To all the mother's I know, you are amazing women and should be honored everyday not just simply on Mother's Day for the unconditional love and support you give your children, young or grown every day of their lives.  You are true superheros.  To my very special and own personal superhero mom, I am so blessed to have you, I love you.

Friday, April 27, 2012

Won't You Be My Neighbor

I grew up in a small Kansas community where everyone knew you even if you didn't know them.  Oh you're Steve and Shirley's daughter, I had your sister in my class, I know your cousin, and so it goes.  Not only did I grow up in a community where it was impossible to be anonymous, I also grew up in a community where the term "neighbor" did not just mean the people occupying the houses to the direct left and right of your home.  The term neighbor was inclusive and broad.  It meant the family who just had their third baby two weeks early who lived five blocks away from you.  It meant the family at the end of the block whose father just had a heart attack and the children were too young to shovel the sidewalk when the 8 inches of snow fell over night.  Sometimes, your neighbors also became a part of your family, attending holidays and birthdays, being a part of the everyday life experiences.

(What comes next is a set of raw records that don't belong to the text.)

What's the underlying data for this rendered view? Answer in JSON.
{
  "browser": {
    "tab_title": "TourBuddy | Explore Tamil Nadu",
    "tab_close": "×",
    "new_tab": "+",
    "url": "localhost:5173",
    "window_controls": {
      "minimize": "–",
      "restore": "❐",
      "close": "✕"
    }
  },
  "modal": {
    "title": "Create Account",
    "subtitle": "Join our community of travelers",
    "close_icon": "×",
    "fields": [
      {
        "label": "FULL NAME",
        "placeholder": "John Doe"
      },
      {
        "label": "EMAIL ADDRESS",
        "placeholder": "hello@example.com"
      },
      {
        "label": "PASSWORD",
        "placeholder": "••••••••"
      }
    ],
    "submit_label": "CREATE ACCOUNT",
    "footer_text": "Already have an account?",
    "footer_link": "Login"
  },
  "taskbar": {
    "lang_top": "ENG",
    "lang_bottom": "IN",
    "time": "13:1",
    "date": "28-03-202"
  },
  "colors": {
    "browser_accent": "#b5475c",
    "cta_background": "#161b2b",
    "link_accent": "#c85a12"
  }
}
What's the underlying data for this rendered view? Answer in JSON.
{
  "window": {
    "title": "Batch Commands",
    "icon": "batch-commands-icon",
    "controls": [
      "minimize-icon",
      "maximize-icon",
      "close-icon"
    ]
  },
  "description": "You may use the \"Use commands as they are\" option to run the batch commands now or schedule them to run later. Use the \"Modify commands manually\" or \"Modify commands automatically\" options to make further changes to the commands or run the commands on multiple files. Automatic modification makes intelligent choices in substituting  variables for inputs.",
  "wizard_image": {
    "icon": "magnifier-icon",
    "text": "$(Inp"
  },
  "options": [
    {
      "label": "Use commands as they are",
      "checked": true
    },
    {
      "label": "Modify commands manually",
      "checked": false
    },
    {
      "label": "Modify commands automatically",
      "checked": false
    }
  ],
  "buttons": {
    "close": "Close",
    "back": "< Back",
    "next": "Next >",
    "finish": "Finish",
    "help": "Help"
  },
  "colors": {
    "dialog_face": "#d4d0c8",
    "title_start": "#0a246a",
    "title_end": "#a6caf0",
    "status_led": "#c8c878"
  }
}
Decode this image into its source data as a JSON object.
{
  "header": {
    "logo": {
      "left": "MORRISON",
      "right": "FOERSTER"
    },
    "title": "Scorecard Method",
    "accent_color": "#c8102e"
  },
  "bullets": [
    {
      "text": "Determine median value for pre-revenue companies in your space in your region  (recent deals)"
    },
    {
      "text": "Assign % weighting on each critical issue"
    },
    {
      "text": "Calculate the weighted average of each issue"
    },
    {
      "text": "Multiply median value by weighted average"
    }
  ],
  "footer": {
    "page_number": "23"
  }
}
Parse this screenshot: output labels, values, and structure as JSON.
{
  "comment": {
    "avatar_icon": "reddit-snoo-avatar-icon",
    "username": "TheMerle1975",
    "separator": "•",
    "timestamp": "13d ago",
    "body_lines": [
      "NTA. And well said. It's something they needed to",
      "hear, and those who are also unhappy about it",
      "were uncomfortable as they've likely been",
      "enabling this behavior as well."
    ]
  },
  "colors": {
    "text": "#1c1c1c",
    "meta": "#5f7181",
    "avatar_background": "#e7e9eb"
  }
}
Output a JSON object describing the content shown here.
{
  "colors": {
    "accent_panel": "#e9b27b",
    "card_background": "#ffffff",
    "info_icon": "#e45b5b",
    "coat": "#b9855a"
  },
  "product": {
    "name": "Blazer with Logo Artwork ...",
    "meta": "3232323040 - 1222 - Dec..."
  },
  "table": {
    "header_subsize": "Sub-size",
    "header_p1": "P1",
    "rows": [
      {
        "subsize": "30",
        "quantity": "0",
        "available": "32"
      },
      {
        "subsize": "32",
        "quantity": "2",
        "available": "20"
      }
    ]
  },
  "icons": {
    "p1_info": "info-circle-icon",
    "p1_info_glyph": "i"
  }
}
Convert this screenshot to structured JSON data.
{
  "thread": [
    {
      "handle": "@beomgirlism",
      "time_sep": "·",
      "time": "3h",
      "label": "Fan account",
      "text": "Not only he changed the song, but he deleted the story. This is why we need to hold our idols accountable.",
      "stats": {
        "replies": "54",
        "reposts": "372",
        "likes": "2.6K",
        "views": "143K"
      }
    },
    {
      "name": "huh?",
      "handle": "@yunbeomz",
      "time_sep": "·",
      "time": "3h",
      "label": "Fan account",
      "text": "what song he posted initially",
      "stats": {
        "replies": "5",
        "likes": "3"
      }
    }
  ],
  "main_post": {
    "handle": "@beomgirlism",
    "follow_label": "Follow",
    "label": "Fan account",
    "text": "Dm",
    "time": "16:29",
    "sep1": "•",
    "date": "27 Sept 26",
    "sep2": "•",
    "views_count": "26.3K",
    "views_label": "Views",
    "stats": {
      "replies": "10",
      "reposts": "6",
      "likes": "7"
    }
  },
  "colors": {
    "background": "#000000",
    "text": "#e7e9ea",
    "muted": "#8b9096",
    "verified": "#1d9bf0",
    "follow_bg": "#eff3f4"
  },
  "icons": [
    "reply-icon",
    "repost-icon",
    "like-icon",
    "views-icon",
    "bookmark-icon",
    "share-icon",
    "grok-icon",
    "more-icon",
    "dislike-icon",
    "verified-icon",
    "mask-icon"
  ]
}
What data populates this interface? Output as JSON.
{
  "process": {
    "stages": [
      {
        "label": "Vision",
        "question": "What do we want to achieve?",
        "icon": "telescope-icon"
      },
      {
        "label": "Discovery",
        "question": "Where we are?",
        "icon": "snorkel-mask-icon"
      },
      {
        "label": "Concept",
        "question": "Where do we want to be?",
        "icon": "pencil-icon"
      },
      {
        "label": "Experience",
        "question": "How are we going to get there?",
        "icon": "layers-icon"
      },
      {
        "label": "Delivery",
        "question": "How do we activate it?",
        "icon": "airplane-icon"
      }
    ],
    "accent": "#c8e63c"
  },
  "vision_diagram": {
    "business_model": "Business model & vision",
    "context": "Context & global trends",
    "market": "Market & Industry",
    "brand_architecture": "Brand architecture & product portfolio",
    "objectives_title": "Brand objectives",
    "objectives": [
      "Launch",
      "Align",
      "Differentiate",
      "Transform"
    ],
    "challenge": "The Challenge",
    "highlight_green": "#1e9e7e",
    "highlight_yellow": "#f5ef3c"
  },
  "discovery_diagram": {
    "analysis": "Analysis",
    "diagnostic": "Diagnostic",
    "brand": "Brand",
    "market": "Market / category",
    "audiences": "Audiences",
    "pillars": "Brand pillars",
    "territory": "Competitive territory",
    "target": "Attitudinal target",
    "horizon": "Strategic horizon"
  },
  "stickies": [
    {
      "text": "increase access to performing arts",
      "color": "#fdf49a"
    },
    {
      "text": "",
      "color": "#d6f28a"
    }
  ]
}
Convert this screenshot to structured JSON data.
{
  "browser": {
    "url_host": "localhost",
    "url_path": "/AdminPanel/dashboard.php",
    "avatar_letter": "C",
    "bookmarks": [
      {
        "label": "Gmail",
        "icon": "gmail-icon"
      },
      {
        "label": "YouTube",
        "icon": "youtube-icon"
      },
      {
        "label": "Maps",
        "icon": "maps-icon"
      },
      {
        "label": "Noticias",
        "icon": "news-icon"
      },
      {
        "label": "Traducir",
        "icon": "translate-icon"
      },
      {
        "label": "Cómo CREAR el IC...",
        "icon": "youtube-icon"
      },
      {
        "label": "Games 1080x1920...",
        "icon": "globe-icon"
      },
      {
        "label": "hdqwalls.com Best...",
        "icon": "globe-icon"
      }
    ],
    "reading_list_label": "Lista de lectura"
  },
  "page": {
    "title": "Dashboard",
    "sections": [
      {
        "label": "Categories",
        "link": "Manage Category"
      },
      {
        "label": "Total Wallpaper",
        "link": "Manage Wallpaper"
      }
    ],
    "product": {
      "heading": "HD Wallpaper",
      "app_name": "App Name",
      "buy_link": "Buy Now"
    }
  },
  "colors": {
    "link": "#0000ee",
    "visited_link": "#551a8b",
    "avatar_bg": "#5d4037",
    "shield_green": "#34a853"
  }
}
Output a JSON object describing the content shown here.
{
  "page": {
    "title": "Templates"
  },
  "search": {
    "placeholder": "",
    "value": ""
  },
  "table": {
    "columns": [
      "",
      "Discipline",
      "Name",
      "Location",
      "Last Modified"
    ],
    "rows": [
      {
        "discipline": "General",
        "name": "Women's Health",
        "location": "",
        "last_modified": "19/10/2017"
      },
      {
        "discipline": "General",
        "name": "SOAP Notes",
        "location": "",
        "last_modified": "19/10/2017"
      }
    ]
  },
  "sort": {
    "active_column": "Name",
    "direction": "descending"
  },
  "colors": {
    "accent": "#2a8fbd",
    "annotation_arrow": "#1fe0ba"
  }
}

Today something happened that spurred this rambling above regarding neighbors.  I have lived in the same apartment complex for several years.  I have seen close to a dozen families or individuals come and go from the apartments on either side of mine.  Currently I do not even know the first names of the people living on either side of my apartment.  Today I came home from work to find a nice little brown and yellow note stuck to my door from the UPS man.  Instantly I was annoyed they had come before 5 again, when I had called the day before to specifically change the delivery time to after 5.  I ripped the note off the door only to find it said my package had been left with my neighbor.  My neighbor.  Who I don't know.  My neighbor, who I don't know, but who I have to listen to through the wall doing very private things.  My neighbor, who I don't know, now has my package I've been waiting two days for.  My neighbor, who I don't know, now had my....Victoria's Secret package.  Thanks UPS guy I was lacking an awkward moment today.